The National Institute of Cardiology was one of the first services to have a cardiac Rehabilitation department, whose head was Dr Nicandro Chávez, who was a pioneer in training doctors in the specialty of cardiac rehabilitation. The National Institute of Cardiology offers the specialty of cardiac rehabilitation to physiotherapists and is one of the few postgraduate courses for physiotherapists.
The Central Military Hospital and the American British Codwray Hospital had a rehabilitation service managed by nursing staff who had training abroad in rehabilitation and physiotherapy
The Mexican Institute of Rehabilitation was, in its time, one of the most important rehabilitation centres in Latin America. The operational model of the Institute through multidisciplinary work transformed the concept of rehabilitation into the inclusion and labour re-adaptation of rehabilitated patients. The Mexican Institute of Rehabilitation was also one of the first five schools to offer technical courses in physiotherapy and occupational therapy, while providing rehabilitation services and having technicians in the manufacturing of orthoses and prostheses.

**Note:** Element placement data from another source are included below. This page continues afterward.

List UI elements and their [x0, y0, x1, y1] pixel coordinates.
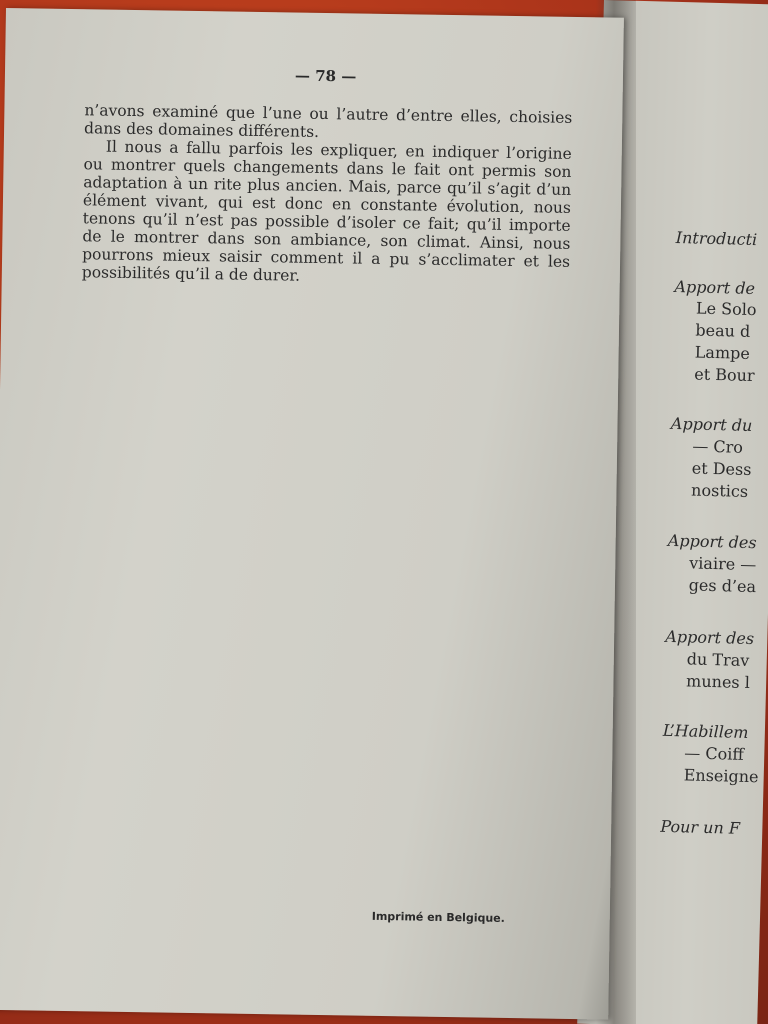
toc-line: L’Habillem: [662, 720, 749, 743]
toc-line: et Bour: [693, 364, 755, 386]
left-page: [0, 8, 624, 1020]
toc-line: Apport des: [667, 530, 757, 553]
toc-line: Pour un F: [660, 816, 741, 838]
toc-line: viaire —: [689, 553, 757, 575]
printer-mark: Imprimé en Belgique.: [371, 909, 505, 925]
page-number: — 78 —: [294, 66, 357, 86]
toc-line: Lampe: [694, 342, 751, 363]
paragraph: Il nous a fallu parfois les expliquer, en indiquer l’origine ou montrer quels changements dans le fait ont permis son adaptation à un rite plus ancien. Mais, parce qu’il s’agit d’un élément vivant, qui est donc en constante évolution, nous tenons qu’il n’est pas possible d’isoler ce fait; qu’il importe de le montrer dans son ambiance, son climat. Ainsi, nous pourrons mieux saisir comment il a pu s’acclimater et les possibilités qu’il a de durer.: [81, 137, 572, 285]
toc-line: munes l: [685, 671, 751, 693]
toc-line: et Dess: [691, 458, 752, 480]
paragraph: n’avons examiné que l’une ou l’autre d’entre elles, choisies dans des domaines différents.: [83, 101, 573, 141]
toc-line: beau d: [695, 320, 751, 341]
toc-line: Apport des: [665, 626, 755, 649]
toc-line: ges d’ea: [688, 575, 757, 597]
body-text: [82, 101, 573, 289]
toc-line: Apport du: [670, 413, 753, 436]
toc-line: Le Solo: [695, 298, 757, 320]
toc-line: du Trav: [686, 649, 750, 671]
toc-line: Apport de: [674, 276, 756, 299]
toc-line: — Cro: [692, 436, 744, 457]
toc-line: — Coiff: [684, 743, 745, 764]
toc-line: Enseigne: [683, 765, 759, 787]
toc-line: Introducti: [675, 227, 758, 250]
toc-line: nostics: [690, 480, 749, 501]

The National Medical Center (CMN) of the Mexican Institute of Social Security was inaugurated in 1963, which included physical medicine and rehabilitation services at the Traumatology, Orthopedics, and Rehabilitation Hospital and at the Pediatrics Hospital of the CMN.
In 1971, the National Rehabilitation Program was established. The Musculoskeletal Rehabilitation Center changed its name to the National Institute of Rehabilitation Medicine, Audiology, and Human Communication, forming a rehabilitation centre where therapies such as physiotherapy, occupational therapy, orthotics and prosthetics, and speech therapy were applied. Starting in 1975, the school for Rehabilitation Technicians of the Ministry of Health (SSA) was established at the Musculoskeletal Rehabilitation Center, incorporating technical programs in physiotherapy, occupational therapy, and orthoprothesis. Years later, it became the National Rehabilitation Institute, a name it still holds to this day.
For its part, the Mexican Social Security Institute (IMSS) created the IMSS National Rehabilitation Center for Work in Metepec, Puebla, which was inaugurated on April 26, 1982, to rehabilitate workers. These rehabilitation centres contemplated integrating an interdisciplinary team with different professionals such as physiotherapists, occupational therapists, orthoprothetists, social work, psychology, speech therapy, etc., which strengthened the practice and multidisciplinary work.
References
Morales Cosme AD & Rodríguez Pérez ME. (2023). Historia de la terapéutica en México: Recursos, tratamientos y procedimientos, México. Departamento de Historia y Filosofía de la Medicina, Facultad de Medicina, UNAM, 2023. (Monografías de Historia y Filosofía de la Medicina, 10).